I have a new column up at Kaiser Health News about the president’s failure to seriously address the debt crisis in the newly-released 2012 budget proposal:
It’s like the president and his team woke up after the November 2010 mid-term election with a bad case of political amnesia. What deficit? What debt commission?
This isn’t what the president promised when he ran in 2008, nor is it what he told voters as recently as one year ago. Over and over, he has promised not to “kick the can” down the road, as he says his predecessors did before him. Instead, he would provide real leadership to tackle the looming threat posed by out-of-control borrowing and debt accumulation. That was supposedly the reason for appointing the Bowles-Simpson National Commission On Fiscal Responsibility and Reform in the first place, to lay the predicate for engaging in a bipartisan effort to narrow medium and long-term budget deficits and reduce the risk of a debt-induced crisis.
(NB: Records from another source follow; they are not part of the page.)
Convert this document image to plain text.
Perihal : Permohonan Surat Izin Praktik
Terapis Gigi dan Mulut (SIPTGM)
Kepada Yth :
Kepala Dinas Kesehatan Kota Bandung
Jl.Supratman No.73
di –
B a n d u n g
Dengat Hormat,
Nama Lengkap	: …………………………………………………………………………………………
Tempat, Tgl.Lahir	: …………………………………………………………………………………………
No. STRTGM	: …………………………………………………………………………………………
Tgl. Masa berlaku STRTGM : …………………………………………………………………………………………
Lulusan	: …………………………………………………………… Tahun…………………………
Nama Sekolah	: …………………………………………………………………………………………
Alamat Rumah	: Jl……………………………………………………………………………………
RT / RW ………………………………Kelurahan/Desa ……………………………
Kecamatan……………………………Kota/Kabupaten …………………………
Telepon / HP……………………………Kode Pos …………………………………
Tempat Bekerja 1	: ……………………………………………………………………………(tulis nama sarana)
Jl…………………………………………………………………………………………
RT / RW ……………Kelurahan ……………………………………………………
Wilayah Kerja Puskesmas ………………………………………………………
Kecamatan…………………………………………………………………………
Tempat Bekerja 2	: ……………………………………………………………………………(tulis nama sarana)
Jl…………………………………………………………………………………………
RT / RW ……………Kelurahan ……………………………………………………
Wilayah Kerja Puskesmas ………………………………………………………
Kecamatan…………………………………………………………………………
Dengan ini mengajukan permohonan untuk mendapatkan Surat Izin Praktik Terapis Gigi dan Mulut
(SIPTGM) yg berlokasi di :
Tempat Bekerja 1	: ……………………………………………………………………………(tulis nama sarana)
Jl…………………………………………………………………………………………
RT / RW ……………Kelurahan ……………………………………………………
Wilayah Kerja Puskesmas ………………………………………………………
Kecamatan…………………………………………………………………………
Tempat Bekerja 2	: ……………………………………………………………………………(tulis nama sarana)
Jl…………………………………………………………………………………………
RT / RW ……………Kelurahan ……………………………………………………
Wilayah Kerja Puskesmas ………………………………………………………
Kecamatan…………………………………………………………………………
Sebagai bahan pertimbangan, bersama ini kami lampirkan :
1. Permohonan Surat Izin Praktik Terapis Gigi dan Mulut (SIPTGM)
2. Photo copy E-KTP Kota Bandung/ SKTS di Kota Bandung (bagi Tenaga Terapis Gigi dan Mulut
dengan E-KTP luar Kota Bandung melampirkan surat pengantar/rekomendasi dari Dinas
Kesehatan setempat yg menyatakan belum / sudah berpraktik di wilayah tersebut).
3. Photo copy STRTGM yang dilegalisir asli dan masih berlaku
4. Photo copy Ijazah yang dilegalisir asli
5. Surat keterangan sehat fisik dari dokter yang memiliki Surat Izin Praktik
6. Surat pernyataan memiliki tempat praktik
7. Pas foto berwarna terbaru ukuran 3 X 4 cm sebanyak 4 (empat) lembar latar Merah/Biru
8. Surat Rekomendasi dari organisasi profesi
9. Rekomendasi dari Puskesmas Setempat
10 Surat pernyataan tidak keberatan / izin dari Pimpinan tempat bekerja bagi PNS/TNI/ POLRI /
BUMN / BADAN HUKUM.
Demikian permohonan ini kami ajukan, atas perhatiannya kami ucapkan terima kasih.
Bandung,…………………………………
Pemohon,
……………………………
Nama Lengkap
But now, all of that kind of thinking is out the window. If the president won’t show leadership on the budget, there’s zero chance congressional Democrats will. Some moderate Democrats in the Senate may make some noise about going farther than the president. But when push comes to shove, the rank and file Democrats in both chambers are far more likely to take a pass, too. Why would they take on large political risks when the president of their own party won’t and is likely to pull the rug out from under them if they do?
So, realistically, the Obama “punt,” as House Budget Committee Chairman Rep. Paul Ryan, R-Wis., has aptly described it, means the odds of a serious deficit reduction effort before the next presidential election are now low and falling.